[gmx-users] Various questions related to Gromacs performance tuning

Kutzner, Carsten ckutzne at gwdg.de
Sat Mar 28 19:32:37 CET 2020



> Am 26.03.2020 um 17:00 schrieb Tobias Klöffel <tobias.kloeffel at fau.de>:
> 
> Hi Carsten,
> 
> 
> On 3/24/20 9:02 PM, Kutzner, Carsten wrote:
>> Hi,
>> 
>>> Am 24.03.2020 um 16:28 schrieb Tobias Klöffel <tobias.kloeffel at fau.de>:
>>> 
>>> Dear all,
>>> I am very new to Gromacs so maybe some of my problems are very easy to fix:)
>>> Currently I am trying to compile and benchmark gromacs on AMD rome cpus, the benchmarks are taken from:
>>> https://www.mpibpc.mpg.de/grubmueller/bench
>>> 
>>> 1) OpenMP parallelization: Is it done via OpenMP tasks?
>> Yes, all over the code loops are parallelized via OpenMP via #pragma omp parallel for
>> and similar directives.
> Ok but that's not OpenMP tasking:)
>> 
>>> If the Intel toolchain is detected and  -DGMX_FFT_LIBRARY=mkl is set,-mkl=serial is used, even though -DGMX_OPENMP=on is set.
>> GROMACS uses only the serial transposes - allowing mkl to open up its own OpenMP threads
>> would lead to oversubscription of cores and performance degradation.
> Ah I see. But then it should be noted somewhere in the docu that all FFTW/MKL calls are inside a parallel region. Is there a specific reason for this?
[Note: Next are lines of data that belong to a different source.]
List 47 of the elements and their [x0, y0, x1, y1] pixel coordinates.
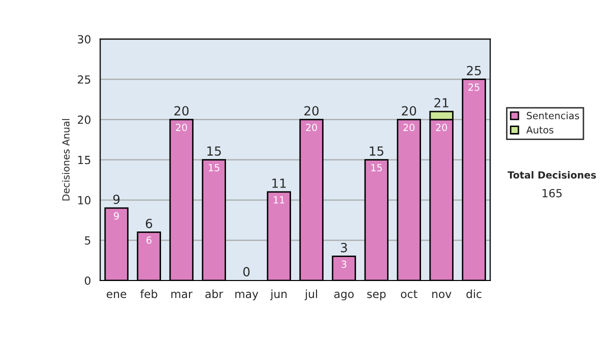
x-tick-label: may: [235, 292, 258, 300]
x-tick-label: feb: [140, 290, 158, 298]
x-tick-label: jun: [270, 290, 287, 300]
y-tick-label: 5: [84, 236, 90, 245]
legend-label: Autos: [526, 126, 554, 134]
data-label: 20: [436, 124, 447, 132]
total-label: 9: [113, 194, 120, 204]
total-label: 25: [466, 66, 481, 76]
data-label: 20: [176, 124, 187, 132]
x-tick-label: mar: [171, 292, 193, 298]
data-label: 6: [146, 236, 152, 244]
x-tick-label: nov: [432, 292, 452, 298]
y-axis-title: Decisiones Anual: [62, 119, 70, 200]
x-tick-label: dic: [466, 290, 482, 298]
text: Total Decisiones: [508, 171, 596, 179]
y-tick-label: 0: [84, 276, 90, 285]
y-tick-label: 10: [78, 196, 90, 204]
y-tick-label: 15: [78, 156, 90, 164]
total-label: 15: [370, 146, 384, 156]
legend-label: Sentencias: [526, 112, 580, 120]
text: 165: [542, 188, 562, 198]
x-tick-label: sep: [367, 292, 386, 300]
y-tick-label: 25: [78, 75, 90, 84]
data-label: 15: [208, 164, 220, 172]
data-label: 9: [114, 212, 119, 220]
x-tick-label: jul: [304, 290, 318, 300]
total-label: 21: [434, 98, 448, 108]
data-label: 20: [306, 124, 317, 132]
y-tick-label: 20: [78, 116, 90, 124]
x-tick-label: abr: [205, 290, 224, 298]
data-label: 3: [342, 260, 346, 268]
total-label: 15: [207, 146, 221, 156]
y-tick-label: 30: [78, 35, 90, 44]
total-label: 20: [402, 106, 416, 116]
data-label: 11: [274, 196, 284, 204]
total-label: 0: [243, 267, 250, 276]
total-label: 6: [146, 218, 152, 228]
x-tick-label: ago: [334, 292, 354, 300]
total-label: 11: [272, 178, 286, 188]
x-tick-label: oct: [400, 290, 418, 298]
total-label: 20: [174, 106, 189, 116]
data-label: 15: [371, 164, 382, 172]
data-label: 20: [403, 124, 414, 132]
x-tick-label: ene: [106, 292, 126, 298]
data-label: 25: [468, 84, 480, 91]
total-label: 3: [340, 242, 347, 252]
total-label: 20: [304, 106, 319, 116]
Normally you can achieve much better performance if you call a threaded library outside of a parallel region and let the library use its own threads.
>>> 2) I am trying to use gmx_mpi tune_pme but I never got it to run. I do not really understand what I have to specify for -mdrun. I
>> Normally you need a serial (read: non-mpi enabled) 'gmx' so that you can call
>> gmx tune_pme. Most queueing systems don't like it if one parallel program calls
>> another parallel program.
>> 
>>> tried -mdrun 'gmx_mpi mdrun' and export MPIRUN="mpirun -use-hwthread-cpus -np $tmpi -map-by ppr:$tnode:node:pe=$OMP_NUM_THREADS --report-bindings" But it just complains that mdrun is not working.
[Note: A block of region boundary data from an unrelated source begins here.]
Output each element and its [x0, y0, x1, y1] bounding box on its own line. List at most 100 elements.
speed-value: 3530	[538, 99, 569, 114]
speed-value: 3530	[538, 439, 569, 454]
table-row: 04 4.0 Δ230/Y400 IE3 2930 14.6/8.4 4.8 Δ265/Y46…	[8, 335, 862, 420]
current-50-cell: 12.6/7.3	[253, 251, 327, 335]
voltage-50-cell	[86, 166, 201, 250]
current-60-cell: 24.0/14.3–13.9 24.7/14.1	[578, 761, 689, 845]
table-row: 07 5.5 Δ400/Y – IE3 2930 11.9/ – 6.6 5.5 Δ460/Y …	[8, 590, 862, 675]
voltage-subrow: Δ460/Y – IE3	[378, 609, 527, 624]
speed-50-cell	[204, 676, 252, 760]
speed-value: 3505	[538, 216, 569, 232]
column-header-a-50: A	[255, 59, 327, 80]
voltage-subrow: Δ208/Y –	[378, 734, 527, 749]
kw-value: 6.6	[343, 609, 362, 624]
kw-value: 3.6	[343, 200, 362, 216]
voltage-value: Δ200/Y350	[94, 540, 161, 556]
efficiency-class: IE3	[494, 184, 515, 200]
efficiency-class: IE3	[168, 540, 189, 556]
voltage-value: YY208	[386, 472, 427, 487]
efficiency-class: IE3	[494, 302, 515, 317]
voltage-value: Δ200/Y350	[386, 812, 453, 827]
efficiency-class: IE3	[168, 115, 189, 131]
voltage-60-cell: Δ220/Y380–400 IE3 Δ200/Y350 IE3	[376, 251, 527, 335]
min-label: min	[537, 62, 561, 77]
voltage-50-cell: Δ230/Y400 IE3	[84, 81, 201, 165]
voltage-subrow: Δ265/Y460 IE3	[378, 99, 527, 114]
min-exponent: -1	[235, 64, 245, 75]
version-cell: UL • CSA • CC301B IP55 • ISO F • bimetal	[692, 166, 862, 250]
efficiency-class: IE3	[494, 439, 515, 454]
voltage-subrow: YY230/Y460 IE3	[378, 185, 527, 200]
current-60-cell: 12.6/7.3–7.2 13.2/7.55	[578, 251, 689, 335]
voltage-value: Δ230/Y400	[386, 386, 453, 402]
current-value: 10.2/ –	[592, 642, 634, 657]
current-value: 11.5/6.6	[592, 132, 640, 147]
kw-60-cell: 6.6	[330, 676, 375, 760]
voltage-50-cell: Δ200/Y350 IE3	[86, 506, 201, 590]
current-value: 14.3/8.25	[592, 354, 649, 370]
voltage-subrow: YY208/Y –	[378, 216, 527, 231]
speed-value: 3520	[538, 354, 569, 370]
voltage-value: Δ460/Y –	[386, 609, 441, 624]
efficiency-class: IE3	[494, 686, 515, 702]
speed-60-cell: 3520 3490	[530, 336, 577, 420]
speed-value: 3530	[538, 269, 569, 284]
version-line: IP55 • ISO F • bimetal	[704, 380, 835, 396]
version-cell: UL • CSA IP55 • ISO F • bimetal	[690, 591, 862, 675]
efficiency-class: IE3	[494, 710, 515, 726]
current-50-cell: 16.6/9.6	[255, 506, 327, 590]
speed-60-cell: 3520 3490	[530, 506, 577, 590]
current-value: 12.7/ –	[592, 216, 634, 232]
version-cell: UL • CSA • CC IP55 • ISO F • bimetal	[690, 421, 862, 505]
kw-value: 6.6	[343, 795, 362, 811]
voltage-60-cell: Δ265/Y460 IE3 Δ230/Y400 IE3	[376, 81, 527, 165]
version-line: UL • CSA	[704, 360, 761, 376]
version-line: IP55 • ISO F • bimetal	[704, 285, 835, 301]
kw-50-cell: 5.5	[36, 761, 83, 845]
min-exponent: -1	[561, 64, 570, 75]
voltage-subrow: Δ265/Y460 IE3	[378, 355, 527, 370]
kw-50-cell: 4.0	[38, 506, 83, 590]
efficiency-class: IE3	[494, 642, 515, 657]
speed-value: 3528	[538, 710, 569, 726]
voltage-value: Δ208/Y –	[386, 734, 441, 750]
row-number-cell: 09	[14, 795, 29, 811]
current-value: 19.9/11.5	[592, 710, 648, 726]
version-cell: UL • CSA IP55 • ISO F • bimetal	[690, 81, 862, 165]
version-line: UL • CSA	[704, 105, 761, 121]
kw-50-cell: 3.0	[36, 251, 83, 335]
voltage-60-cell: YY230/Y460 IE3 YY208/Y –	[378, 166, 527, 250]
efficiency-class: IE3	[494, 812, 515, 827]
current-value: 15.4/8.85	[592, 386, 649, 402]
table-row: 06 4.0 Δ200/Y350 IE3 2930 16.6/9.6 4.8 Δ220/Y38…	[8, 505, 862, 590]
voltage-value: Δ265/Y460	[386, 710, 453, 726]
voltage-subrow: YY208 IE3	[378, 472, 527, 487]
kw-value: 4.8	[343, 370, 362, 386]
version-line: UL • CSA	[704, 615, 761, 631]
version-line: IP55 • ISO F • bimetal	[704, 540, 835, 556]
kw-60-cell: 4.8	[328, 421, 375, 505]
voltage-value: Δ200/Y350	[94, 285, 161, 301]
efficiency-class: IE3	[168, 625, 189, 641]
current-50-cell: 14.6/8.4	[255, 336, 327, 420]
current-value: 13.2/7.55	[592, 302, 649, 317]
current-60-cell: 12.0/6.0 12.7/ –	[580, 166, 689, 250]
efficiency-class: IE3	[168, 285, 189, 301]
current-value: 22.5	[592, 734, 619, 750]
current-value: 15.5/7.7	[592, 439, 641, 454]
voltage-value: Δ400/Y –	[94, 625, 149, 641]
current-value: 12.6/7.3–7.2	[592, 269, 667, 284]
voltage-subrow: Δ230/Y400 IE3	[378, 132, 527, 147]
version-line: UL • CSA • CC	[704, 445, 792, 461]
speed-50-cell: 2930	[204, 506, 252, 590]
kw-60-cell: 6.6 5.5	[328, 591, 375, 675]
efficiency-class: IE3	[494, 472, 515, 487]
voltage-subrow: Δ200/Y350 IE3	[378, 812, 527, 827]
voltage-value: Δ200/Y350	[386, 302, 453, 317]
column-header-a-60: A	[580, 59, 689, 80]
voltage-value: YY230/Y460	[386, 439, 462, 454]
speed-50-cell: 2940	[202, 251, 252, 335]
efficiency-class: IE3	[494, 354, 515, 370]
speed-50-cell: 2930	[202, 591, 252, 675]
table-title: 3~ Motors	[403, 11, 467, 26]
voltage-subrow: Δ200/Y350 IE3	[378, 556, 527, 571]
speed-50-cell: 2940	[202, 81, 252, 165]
>> There should be an output somewhere with the exact command line that
>> tune_pme invoked to test whether mdrun works. That should shed some light
>> on the issue.
>> 
>> Side note: Tuning is normally only useful on CPU-nodes. If your nodes also
>> have GPUs, you will probably not want to do this kind of PME tuning.
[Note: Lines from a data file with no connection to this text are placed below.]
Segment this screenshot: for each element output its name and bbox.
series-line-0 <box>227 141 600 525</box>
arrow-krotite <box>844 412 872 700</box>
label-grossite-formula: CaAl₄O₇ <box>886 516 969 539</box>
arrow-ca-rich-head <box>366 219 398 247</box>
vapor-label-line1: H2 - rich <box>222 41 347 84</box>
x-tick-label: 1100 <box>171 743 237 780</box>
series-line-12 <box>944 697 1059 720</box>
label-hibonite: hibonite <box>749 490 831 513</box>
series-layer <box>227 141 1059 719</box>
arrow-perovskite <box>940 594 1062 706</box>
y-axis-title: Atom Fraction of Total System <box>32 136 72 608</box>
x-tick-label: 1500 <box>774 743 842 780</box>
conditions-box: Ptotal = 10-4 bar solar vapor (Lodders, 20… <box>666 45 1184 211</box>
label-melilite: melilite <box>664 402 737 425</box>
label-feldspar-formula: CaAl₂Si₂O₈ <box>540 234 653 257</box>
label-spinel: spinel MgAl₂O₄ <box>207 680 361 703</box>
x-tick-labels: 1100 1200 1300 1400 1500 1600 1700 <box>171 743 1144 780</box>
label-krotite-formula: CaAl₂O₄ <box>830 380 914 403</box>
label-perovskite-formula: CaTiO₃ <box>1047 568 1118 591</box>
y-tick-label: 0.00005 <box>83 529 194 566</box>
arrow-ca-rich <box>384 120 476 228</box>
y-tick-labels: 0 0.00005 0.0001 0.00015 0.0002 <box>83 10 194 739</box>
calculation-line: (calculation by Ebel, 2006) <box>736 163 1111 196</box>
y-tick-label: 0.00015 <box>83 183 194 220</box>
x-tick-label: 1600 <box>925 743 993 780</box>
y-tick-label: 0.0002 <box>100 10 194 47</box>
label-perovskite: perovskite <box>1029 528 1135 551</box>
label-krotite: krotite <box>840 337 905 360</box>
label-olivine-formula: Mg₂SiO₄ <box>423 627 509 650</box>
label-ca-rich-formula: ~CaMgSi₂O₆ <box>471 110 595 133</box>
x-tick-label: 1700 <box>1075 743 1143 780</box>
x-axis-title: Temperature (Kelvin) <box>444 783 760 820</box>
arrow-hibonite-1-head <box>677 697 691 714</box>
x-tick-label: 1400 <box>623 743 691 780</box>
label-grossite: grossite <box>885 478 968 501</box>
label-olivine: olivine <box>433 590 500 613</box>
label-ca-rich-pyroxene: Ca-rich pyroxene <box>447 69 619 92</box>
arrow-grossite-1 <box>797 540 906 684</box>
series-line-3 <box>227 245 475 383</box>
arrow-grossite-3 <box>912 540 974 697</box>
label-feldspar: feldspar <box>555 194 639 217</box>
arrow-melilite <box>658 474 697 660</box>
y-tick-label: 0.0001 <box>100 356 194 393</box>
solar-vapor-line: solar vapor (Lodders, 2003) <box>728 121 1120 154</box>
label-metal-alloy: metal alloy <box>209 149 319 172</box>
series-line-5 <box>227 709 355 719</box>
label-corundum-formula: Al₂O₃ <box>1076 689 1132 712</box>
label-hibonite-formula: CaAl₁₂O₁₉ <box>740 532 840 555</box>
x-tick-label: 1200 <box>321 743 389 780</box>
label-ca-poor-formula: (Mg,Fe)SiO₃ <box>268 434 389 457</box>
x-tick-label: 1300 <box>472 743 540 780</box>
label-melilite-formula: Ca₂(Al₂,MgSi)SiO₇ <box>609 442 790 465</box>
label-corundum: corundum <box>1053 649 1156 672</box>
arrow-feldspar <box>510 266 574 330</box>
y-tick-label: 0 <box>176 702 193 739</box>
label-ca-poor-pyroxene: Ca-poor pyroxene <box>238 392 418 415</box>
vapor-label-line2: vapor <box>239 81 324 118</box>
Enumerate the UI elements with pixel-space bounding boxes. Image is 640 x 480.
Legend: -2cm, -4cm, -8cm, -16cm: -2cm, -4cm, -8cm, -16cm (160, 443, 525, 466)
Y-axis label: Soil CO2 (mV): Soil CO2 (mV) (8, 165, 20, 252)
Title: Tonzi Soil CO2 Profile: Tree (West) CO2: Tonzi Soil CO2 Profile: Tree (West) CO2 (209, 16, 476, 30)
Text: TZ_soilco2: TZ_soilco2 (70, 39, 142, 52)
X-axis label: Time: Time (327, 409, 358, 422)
> Yes it's CPU only... I will tune pp:ppme procs manually. However, most of the times it is failing with 'too large prime number' what is considered to be 'too large'?
I think 2, 3, 5, 7, 11, and 13 and multiples of these are ok, but not larger prime numbers.
So for a fixed number of procs only some of the combinations PP:PME will actually work.
The ones that don't work would not be wise to choose from a performance point of view.